Musée de la Vie wallonne

Musée de la Vie wallonneMusée de la Vie wallonneMusée de la Vie wallonneMusée de la Vie wallonne

Focus

L'enseigne fait un tabac !

Léopold Harzé, Au Vieux Caporal, enseigne, terre cuite sur socle en bois, 1863, 76 cm.

Quelle est l’utilité d’une enseigne ?

La systématisation de l'utilisation des enseignes correspond à l'extension des villes au Moyen Âge. Sculptées dans la pierre ou le bois de la façade d'un bâtiment, elles servaient de repères bien avant l'introduction de la numérotation des maisons même si aucun commerce n'y était exercé. Avec l'expansion de l'artisanat et du négoce, les enseignes sont devenues rapidement un moyen de singularisation et un support publicitaire. Elles portent un emblème, une inscription, un objet symbolique ou un témoignage de piété. Souvent, le magasin se renouvelait mais l'enseigne perdurait sans relation directe avec l'activité nouvelle, donnant parfois son nom à un quartier, une rue ou une maison. En témoignent les rues du Pot d'Or et du Mouton Blanc dans le Carré à Liège.

Une collection particulière au Musée de la Vie wallonne

Le Musée de la Vie wallonne conserve plus de 300 enseignes qui s'échelonnent entre le début du 17e siècle et le 20e siècle! Véritables trésors d'art populaire, elles prennent bien des aspects pour nous interpeller : pierre gravée intégrée à la façade, plâtre moulé, métal forgé, coulé ou peint suspendu à une potence fixée au mur, bois sculpté ou simple panneau décoré. Leur facture artisanale reste cependant leur dénominateur commun.

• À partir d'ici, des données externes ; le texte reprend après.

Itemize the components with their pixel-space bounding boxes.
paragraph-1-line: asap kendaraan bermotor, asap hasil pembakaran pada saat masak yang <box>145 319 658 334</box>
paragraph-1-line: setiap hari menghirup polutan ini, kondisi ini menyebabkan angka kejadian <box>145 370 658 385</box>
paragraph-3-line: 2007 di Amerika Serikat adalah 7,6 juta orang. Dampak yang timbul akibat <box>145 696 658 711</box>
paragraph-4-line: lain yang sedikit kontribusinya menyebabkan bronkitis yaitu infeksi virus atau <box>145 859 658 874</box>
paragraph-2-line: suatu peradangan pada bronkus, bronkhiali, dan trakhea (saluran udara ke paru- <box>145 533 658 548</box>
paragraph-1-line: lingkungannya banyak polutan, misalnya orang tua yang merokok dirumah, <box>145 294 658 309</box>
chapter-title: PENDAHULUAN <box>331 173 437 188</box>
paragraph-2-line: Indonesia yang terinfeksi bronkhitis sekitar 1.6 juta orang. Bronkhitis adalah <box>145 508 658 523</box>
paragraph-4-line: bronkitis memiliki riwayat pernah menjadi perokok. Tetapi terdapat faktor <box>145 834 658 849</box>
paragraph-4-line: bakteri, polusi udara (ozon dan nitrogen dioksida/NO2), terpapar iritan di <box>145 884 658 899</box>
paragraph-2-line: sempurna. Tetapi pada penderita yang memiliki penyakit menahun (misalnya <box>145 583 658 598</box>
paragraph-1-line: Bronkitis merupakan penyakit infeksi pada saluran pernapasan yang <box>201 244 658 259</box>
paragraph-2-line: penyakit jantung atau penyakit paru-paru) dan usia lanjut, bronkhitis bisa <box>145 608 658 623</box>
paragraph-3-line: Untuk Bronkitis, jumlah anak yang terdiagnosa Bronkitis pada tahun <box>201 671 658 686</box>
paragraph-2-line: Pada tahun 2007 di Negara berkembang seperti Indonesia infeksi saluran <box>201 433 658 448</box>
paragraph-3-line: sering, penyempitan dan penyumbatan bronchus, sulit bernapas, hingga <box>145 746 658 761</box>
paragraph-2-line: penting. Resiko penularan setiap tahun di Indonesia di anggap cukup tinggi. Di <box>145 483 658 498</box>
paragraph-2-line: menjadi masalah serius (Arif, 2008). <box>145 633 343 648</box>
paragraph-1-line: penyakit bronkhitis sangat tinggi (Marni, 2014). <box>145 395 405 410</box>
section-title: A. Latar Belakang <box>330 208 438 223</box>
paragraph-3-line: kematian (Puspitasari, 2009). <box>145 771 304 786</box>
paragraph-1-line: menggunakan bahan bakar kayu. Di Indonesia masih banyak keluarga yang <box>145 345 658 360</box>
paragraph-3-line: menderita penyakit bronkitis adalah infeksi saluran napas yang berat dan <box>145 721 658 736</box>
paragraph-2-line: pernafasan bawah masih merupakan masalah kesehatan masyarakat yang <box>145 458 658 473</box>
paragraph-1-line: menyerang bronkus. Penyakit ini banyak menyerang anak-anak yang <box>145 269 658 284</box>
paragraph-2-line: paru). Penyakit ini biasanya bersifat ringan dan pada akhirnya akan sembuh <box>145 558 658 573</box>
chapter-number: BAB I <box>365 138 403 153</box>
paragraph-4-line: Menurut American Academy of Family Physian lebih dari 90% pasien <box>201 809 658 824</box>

Une enseigne plus que singulière !

Toutefois, une enseigne intitulée Au Vieux Caporal se distingue tant par son aspect esthétique et sa réalisation soignée que par les nombreuses histoires dont elle est un témoin privilégié.

C'est Léopold Harzé (1831-1893) qui en est l'auteur ; il s'agit de sa seule enseigne et de la plus haute de ses pièces en terre cuite. Est-il encore nécessaire de vous présenter cet artiste plasticien qui sait modeler avec tant de finesse la vulgaire argile ? Grâce à son sens aigu de l'observation, il met en scène avec un naturel déconcertant les mœurs et les physionomies de ses contemporains. Le Musée de la Vie wallonne conserve une série de types populaires wallons – botteresse, cotîresse, lavandière, porteuse d'eau ou mendiant – et de groupes, modelés comme autant de petits tableaux naturalistes et expressifs de la vie quotidienne, fixés dans la terre.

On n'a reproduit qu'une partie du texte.